チコリ(キク科キクニガナ属)
土壌医●藤巻久志
戦後の日本ではアスパラガス、レタス、ブロッコリーなど多くの西洋野菜を食べるようになりました。チコリは普及途上で、ホテルやレストランなどの業務用は増えましたが、一般家庭の消費はまだ少ないです。国内での生産もまだまだ少なく、ベルギーやオランダなどからの輸入に頼っています。

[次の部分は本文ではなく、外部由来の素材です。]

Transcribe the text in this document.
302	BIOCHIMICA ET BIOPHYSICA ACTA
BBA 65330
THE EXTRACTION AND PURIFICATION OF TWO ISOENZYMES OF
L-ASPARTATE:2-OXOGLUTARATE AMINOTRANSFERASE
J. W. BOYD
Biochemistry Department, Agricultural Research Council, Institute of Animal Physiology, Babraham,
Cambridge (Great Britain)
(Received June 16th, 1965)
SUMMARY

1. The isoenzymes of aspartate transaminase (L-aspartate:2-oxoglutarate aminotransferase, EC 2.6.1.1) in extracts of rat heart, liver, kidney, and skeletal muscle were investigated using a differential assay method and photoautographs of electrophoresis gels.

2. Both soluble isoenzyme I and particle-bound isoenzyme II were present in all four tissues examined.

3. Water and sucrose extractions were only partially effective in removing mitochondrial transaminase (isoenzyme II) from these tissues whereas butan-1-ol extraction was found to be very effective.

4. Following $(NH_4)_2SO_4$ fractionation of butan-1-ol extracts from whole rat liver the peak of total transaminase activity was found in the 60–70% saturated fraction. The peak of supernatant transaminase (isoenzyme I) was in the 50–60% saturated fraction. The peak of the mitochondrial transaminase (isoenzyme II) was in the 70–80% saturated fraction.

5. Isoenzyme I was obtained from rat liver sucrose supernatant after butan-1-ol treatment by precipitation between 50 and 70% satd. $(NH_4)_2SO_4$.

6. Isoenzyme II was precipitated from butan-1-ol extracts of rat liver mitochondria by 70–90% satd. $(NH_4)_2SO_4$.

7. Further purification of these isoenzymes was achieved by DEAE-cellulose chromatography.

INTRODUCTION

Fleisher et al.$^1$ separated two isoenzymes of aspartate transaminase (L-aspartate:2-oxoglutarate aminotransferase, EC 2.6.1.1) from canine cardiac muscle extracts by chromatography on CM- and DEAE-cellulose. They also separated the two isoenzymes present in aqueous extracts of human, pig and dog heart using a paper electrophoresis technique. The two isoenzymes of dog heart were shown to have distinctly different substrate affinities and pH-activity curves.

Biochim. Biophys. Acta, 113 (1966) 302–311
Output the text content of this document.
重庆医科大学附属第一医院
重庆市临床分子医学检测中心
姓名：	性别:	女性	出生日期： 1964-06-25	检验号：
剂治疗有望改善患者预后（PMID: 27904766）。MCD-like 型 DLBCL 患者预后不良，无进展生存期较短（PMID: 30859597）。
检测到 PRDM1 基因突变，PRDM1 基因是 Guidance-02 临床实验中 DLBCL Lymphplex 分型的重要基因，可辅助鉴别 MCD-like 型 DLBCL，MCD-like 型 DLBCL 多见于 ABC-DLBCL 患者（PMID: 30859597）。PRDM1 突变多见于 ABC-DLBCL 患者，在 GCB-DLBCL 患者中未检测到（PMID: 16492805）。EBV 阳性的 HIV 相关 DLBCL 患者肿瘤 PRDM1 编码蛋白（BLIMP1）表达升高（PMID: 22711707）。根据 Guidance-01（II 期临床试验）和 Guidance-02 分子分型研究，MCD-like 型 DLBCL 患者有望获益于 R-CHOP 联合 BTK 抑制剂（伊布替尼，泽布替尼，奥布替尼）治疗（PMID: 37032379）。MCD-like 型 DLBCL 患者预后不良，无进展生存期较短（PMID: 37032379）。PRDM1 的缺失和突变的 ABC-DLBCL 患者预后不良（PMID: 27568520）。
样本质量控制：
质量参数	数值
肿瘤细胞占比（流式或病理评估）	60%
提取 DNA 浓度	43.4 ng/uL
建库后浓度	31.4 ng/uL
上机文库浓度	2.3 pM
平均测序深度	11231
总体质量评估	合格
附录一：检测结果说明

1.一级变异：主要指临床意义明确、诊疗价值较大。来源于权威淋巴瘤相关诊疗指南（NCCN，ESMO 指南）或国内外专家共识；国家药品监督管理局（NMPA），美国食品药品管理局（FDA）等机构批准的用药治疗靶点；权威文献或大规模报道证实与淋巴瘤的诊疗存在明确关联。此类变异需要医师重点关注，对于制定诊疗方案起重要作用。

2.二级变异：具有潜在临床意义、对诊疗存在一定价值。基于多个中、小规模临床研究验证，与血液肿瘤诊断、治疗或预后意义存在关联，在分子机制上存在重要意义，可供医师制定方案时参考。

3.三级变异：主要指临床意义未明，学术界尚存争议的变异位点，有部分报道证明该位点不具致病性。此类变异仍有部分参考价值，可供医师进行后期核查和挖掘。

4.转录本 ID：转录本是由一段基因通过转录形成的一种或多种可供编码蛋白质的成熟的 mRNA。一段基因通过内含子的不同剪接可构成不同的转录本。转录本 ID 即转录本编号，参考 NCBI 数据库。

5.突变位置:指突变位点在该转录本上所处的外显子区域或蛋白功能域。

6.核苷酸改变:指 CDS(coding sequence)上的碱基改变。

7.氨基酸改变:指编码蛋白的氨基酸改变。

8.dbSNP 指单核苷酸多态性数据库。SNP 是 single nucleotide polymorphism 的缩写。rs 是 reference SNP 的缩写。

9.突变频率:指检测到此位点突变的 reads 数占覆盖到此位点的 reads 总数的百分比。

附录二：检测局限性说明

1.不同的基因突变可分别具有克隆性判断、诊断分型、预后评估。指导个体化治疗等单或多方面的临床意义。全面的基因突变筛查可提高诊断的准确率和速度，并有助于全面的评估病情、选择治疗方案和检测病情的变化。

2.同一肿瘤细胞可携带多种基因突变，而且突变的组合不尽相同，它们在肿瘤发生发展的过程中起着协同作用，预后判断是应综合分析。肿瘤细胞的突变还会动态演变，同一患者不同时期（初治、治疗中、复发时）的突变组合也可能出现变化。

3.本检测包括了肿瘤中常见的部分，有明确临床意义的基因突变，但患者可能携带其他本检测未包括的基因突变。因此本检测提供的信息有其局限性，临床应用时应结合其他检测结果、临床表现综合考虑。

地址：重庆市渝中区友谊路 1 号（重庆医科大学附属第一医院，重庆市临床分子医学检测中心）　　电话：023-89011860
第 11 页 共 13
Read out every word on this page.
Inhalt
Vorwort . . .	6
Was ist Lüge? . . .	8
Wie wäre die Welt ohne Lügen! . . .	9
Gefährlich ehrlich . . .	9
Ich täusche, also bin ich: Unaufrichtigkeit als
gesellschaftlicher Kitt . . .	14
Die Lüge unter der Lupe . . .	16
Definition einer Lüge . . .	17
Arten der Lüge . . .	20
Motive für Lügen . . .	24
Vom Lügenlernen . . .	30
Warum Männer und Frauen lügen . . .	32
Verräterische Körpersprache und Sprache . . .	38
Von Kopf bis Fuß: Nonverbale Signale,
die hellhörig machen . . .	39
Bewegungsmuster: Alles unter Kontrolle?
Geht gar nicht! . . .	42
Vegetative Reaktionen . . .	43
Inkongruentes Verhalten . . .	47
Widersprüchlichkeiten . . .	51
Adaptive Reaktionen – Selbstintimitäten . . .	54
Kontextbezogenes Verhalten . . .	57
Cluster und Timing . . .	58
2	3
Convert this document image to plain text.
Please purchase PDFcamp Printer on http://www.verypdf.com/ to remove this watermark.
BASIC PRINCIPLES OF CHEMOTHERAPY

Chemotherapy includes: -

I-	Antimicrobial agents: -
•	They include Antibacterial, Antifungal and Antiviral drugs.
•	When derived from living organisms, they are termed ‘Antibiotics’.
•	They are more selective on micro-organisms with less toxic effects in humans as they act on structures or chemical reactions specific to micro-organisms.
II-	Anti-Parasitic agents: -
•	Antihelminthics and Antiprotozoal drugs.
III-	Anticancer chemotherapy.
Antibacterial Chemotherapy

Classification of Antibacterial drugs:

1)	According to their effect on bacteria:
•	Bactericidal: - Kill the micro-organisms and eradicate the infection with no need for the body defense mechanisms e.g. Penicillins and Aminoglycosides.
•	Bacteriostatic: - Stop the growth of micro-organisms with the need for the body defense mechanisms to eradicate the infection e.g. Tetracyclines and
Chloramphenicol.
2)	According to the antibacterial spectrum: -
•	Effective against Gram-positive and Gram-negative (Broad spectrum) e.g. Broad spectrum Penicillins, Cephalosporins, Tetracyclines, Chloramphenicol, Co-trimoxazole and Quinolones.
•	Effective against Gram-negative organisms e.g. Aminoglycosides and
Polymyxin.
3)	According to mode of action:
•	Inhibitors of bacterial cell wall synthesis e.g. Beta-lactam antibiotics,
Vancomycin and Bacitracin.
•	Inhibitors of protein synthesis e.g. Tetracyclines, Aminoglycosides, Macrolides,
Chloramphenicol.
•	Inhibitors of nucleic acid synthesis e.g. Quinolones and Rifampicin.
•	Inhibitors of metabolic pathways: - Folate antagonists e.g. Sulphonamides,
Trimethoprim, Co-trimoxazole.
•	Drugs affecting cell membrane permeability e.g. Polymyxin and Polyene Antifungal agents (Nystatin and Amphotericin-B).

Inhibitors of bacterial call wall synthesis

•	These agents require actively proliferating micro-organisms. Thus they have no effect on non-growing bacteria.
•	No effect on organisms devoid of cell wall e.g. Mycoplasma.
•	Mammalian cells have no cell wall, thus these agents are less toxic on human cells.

チコリを1974年に初めて輸入したのは、築地市場の仲卸・大祐の創業者・大木健二氏です。氏の著書『大木健二の洋菜ものがたり』によると、最初はほとんど売れなかったが、だんだん人気が出て輸入量は増加し、ベルギーの輸出業者は金回りが良くなり、豪邸に住み高級車を乗り回し、政府から勲章をもらったとのこと。チコリは欧州ではアンディーブといいます。1980年代に農水省の指導のもと「将来混乱が予想される野菜の名称統一会議」が開かれ、呼称について議論されたという記録が同書に残っています。青茎パクチョイと青軸パクチョイはチンゲンサイに、立ちレタスと立ちチシャはコスレタスになど38品目が統一されましたが、チコリとアンディーブをどちらにするかは決まりませんでした。
チコリを流通しているものと同じように軟白栽培する場合は、6、7月に種まきします。育った緑葉は苦くて食べられません。11月に根株を掘り上げ、それを伏せ込んで出てきた芽を軟化栽培し、萌芽(ほうが)が15cmくらいの砲弾形に結球したら収穫します。
チコリはサラダとしてほのかな苦味とシャキッとした歯触りを楽しみます。1枚の葉をボートに見立てて、チーズやゆで卵などをのせると、しゃれたオードブルになります。
遮光と保温を必要とするチコリは家庭菜園ではやや難しい野菜ですが、緑化栽培ならプランターで簡単に栽培できます。ブルーの花が咲き、雌しべと雄しべがとても神秘的です。エディブルフラワーとしても食卓をにぎわします。